In [1]:
%matplotlib inline
import pandas as pd

In [2]:
from IPython.core.display import HTML
css = open('style-table.css').read() + open('style-notebook.css').read()
HTML('<style>{}</style>'.format(css))


Out[2]:

In [3]:
titles = pd.read_csv('data/titles.csv')
titles.head()


Out[3]:
title year
0 A Lélek órása 1923
1 Aizaugusa gravi viegli krist 1986
2 Agliyorum 1988
3 0_1_0 2008
4 97 fung lau mung 1994

In [4]:
cast = pd.read_csv('data/cast.csv')
cast.head()


Out[4]:
title year name type character n
0 The Core 2003 Alejandro Abellan actor U.S.S. Soldier NaN
1 Il momento di uccidere 1968 Remo De Angelis actor Dago 9
2 Across the Divide 1921 Thomas Delmar actor Dago 4
3 Revan 2012 Diego James actor Dago NaN
4 Un homme marche dans la ville 1950 Fabien Loris actor Dago 12

In [ ]:

Define a year as a "Superman year" whose films feature more Superman characters than Batman.
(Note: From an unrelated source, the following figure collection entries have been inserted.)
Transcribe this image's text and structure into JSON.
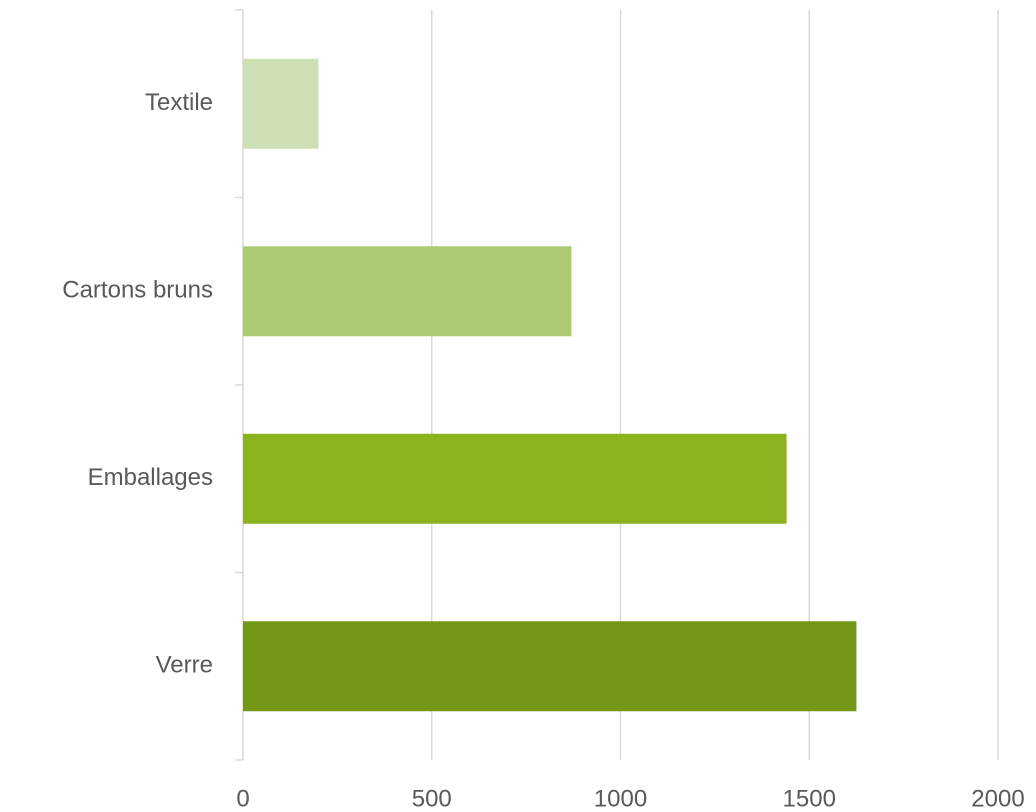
{
  "chart_data": {
    "type": "bar",
    "orientation": "horizontal",
    "categories": [
      "Textile",
      "Cartons bruns",
      "Emballages",
      "Verre"
    ],
    "values": [
      200,
      870,
      1440,
      1625
    ],
    "colors": [
      "#cde0b4",
      "#acca74",
      "#8bb31d",
      "#759718"
    ],
    "xlim": [
      0,
      2000
    ],
    "xticks": [
      0,
      500,
      1000,
      1500,
      2000
    ],
    "grid": true
  }
}
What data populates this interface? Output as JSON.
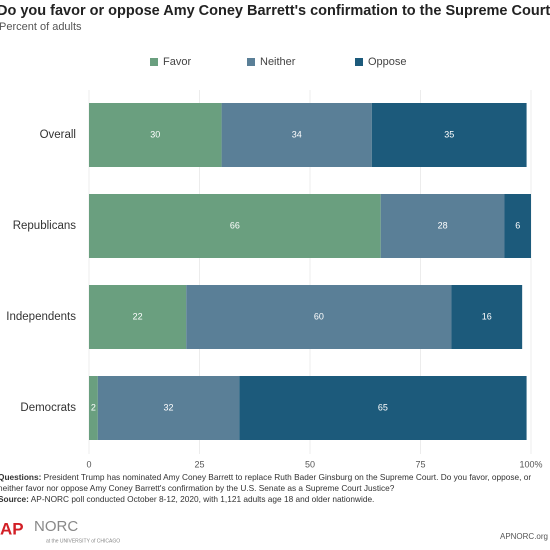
{
  "chart_data": {
    "type": "stacked-barh",
    "title": "Do you favor or oppose Amy Coney Barrett's confirmation to the Supreme Court?",
    "subtitle": "Percent of adults",
    "categories": [
      "Overall",
      "Republicans",
      "Independents",
      "Democrats"
    ],
    "series": [
      {
        "name": "Favor",
        "color": "#6a9f7f",
        "values": [
          30,
          66,
          22,
          2
        ]
      },
      {
        "name": "Neither",
        "color": "#5a7f97",
        "values": [
          34,
          28,
          60,
          32
        ]
      },
      {
        "name": "Oppose",
        "color": "#1c5a7b",
        "values": [
          35,
          6,
          16,
          65
        ]
      }
    ],
    "xlim": [
      0,
      100
    ],
    "xticks": [
      0,
      25,
      50,
      75,
      {
        "value": 100,
        "label": "100%"
      }
    ],
    "grid": true,
    "legend": "top",
    "questions_label": "Questions:",
    "questions": "President Trump has nominated Amy Coney Barrett to replace Ruth Bader Ginsburg on the Supreme Court. Do you favor, oppose, or neither favor nor oppose Amy Coney Barrett's confirmation by the U.S. Senate as a Supreme Court Justice?",
    "source_label": "Source:",
    "source": "AP-NORC poll conducted October 8-12, 2020, with 1,121 adults age 18 and older nationwide."
  },
  "footer": {
    "logo_ap": "AP",
    "logo_norc": "NORC",
    "logo_norc_sub": "at the UNIVERSITY of CHICAGO",
    "url": "APNORC.org"
  }
}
How many years in film history have been Superman years?


In [ ]:


In [ ]:

How many years have been "Batman years", with more Batman characters than Superman characters?


In [ ]:


In [ ]:

Plot the number of actor roles each year and the number of actress roles each year over the history of film.


In [ ]:


In [ ]:

Plot the number of actor roles each year and the number of actress roles each year, but this time as a kind='area' plot.


In [ ]:


In [ ]:

Plot the difference between the number of actor roles each year and the number of actress roles each year over the history of film.


In [ ]:


In [ ]:

Plot the fraction of roles that have been 'actor' roles each year in the history of film.


In [ ]:


In [ ]:

Plot the fraction of supporting (n=2) roles that have been 'actor' roles each year in the history of film.


In [ ]:


In [ ]:

Build a plot with a line for each rank n=1 through n=3, where the line shows what fraction of that rank's roles were 'actor' roles for each year in the history of film.


In [ ]:


In [ ]: